Once you have the lariat unraveled you should have three single ropes. Some lariats are twisted with four, which is better because you need four ropes to braid into the lead-rope. But if your lariat only has three then you will need to use one of the three ropes you will have left after you cut the length that you want. I like to make and use a twelve foot lead-rope. Cut your unraveled ropes about three feet longer than you want your lead-rope to be. The reason for the extra length is 1) you can always cut off any unused portion, and 2) the braiding of the rope will take a littleĀ more length than what you require for your lead-rope. Two thirty foot lariat ropes will make three twelve foot lead-ropes.

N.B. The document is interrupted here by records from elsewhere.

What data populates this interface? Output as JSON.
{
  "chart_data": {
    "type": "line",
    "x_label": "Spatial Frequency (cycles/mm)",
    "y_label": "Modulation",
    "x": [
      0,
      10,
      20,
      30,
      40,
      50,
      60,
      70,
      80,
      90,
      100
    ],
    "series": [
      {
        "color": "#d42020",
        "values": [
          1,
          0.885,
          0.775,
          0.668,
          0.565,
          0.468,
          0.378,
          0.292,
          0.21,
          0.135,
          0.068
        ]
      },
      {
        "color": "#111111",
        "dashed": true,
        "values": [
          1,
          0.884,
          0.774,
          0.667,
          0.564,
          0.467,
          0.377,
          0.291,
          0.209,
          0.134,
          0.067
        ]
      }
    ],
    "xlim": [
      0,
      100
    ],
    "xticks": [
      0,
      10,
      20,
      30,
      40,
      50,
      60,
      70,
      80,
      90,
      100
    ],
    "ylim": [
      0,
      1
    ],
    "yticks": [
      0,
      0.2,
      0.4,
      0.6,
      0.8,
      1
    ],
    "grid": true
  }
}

Now it's time to braid. Take the one end of all four strands and even them up. Measure about seven to eight inches from the ends and start your braid there. Hold the strands flat in your fingers and start braiding them according to figures A, B, C, and D. Once this is done You will need to braid the short ropes with the long ones. Fold the braided portion over in half allowing your short unbraided strands to dangle with the longer strands yet to be braided. Now you wil braid the short strands with the long ones according to Figures A, B, C, D and E by coupling one short with a long. Continue this method until you have run out of short strands. At this point you should have a round braided loop at the end. Once the short strands run out all you have to do is finish braiding the remaining portion according to the same pattern in figures A, B, C, D and E until you run out of strands. Then simply tie a knot in the end.

To finish the rope, just take a cigarette lighter and melt all of the little strands and threads that didn't get braided into the rope. Also melt the ends of your short strands at the loop end of the lead-rope. Now for the snap you can use any type that you prefer, I favor a bull snap. Just stick the loop end through the eye of the snap and pull the snap through the loop. Now you have an unbreakable lead-rope that allows you to change snaps easily once they break or wear out.

Comments 6 comments

westernride profile image

westernride 6 years ago from SW Colorado

Hey, good idea,we have a just now 4 yr old stallion we got in Nov. that is gentle,but was never taught how to tie and stand and learn patience.So... we have gone thru countless halters and lead ropes!! He doesn't pull back hard,he is just 1300 pounds of body in a colt mentality.We will try this.thanks


Overmeno profile image

Overmeno 6 years ago Author

Your very welcome. I'm glad that you liked the idea. I have used this method and rope for nearly 15 years and it has served me well. Once he realizes he can't break free, he should stop trying to break free. Thanks for your comment.


larry 6 years ago

ur an idiot


usmc-cowboy 5 years ago

using an unbreakable rope can backfire i think, you're trying to overpower the horse, not outsmart them. and that's not always good because at the end of the day that horse is much stronger than we will ever be.

my favorite are some stout bungees with bull snaps, cross tie the horse and let em pull back and try to run off all they want and they'll just tire out as the tension wears them down.


Kandra 5 years ago

Is there a quicker way to unravel the rope than by hand?


Laycee 4 years ago

i have a mare that is 6. she has flat withers and breaks lots of leadropes. when she goes back she rises on her back feet and twist her head. she has even flipped over a couple of times. we have had to get her adjusted before what can i do?